In embodiments, the invention also provides recombinant escherichia coli, wherein the recombinant escherichia coli is obtained by transforming the pHsh-GcelD plasmid into an escherichia coli E.coli delta gfa strain.

In embodiments, the invention provides the use of the endoglucanase expression vector pHsh-GcelD in the field of fermentation, in particular in the preparation of feed and/or feed additives by fermentation.
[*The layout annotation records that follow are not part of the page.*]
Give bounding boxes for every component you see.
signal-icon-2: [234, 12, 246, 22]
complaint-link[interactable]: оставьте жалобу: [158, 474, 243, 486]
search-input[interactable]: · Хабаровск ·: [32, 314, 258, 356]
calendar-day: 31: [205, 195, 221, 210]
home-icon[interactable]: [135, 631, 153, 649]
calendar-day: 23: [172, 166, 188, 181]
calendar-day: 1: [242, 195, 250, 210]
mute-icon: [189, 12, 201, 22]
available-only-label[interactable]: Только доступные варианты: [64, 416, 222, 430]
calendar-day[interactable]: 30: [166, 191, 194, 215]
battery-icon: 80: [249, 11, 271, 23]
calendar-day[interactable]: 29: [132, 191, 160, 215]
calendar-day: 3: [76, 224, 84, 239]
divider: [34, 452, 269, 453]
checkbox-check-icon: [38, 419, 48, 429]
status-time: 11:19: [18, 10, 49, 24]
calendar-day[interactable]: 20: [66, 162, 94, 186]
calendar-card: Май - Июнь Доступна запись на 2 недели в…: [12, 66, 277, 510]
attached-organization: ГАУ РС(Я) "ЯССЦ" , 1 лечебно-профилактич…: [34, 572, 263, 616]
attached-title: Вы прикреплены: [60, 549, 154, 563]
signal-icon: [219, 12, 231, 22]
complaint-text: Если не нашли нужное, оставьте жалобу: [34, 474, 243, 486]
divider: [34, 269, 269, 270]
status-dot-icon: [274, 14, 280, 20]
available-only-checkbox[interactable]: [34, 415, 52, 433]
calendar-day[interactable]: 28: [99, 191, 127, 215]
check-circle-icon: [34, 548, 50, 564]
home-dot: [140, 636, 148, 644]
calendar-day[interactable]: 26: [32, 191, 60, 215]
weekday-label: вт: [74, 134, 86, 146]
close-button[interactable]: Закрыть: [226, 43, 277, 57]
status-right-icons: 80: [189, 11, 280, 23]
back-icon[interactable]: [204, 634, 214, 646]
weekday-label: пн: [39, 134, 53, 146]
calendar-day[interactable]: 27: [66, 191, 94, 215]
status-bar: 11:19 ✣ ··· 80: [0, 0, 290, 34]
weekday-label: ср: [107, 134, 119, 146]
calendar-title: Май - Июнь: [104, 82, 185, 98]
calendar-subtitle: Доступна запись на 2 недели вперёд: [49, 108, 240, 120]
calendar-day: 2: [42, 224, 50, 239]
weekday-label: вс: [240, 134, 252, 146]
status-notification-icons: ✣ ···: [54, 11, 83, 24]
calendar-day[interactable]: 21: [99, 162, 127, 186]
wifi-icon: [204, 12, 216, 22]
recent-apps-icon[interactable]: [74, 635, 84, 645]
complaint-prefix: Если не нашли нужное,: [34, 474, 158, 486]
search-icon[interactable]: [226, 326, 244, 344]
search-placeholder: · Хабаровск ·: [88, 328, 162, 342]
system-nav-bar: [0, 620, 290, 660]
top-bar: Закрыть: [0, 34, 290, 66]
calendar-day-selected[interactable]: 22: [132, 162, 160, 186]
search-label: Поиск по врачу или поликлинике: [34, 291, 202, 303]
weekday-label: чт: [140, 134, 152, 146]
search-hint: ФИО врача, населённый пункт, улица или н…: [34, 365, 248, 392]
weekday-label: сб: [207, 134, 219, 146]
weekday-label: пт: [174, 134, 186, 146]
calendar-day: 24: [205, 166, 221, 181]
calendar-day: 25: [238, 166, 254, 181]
The invention has the beneficial effects that:

the invention provides endoglucanase expression vectors, wherein a screening gene of the endoglucanase expression vectors is an escherichia coli glmS gene, a prokaryotic host cell is glmS gene defective escherichia coli, a protein produced after E.coli delta glmS transformation is only escherichia coli self protein and endoglucanase protein but does not contain other foreign proteins such as antibiotics and the like, and the endoglucanase expression vectors have relative safety, can eliminate toxicity of escherichia coli and ensure activity of endoglucanase through fermentation and high-temperature inactivation treatment, so that the CelD gene from clostridium thermocellum (C. thermocellum ATCC 27405) realizes high-efficiency expression of biological safety.

Drawings

FIG. 1 is a schematic diagram of a constructed endoglucanase expression vector pHsh-GcelD;

FIG. 2 is an SDS-PAGE image of intracellular proteins following transformation of E.coli with the pHsh-GcelD plasmid; in the figure, M is a DNA molecular weight standard, lane 1 represents no-load transformation of Escherichia coli, lane 2 represents pHsh-GcelD transformed Escherichia coli intracellular protein expression.

Detailed Description

The present invention is further defined by the following examples , from which the basic features of the invention can be ascertained by those skilled in the art and from the above descriptions and examples, and various modifications and changes can be made to the invention to adapt it to various usages and conditions without departing from the spirit and scope of the invention.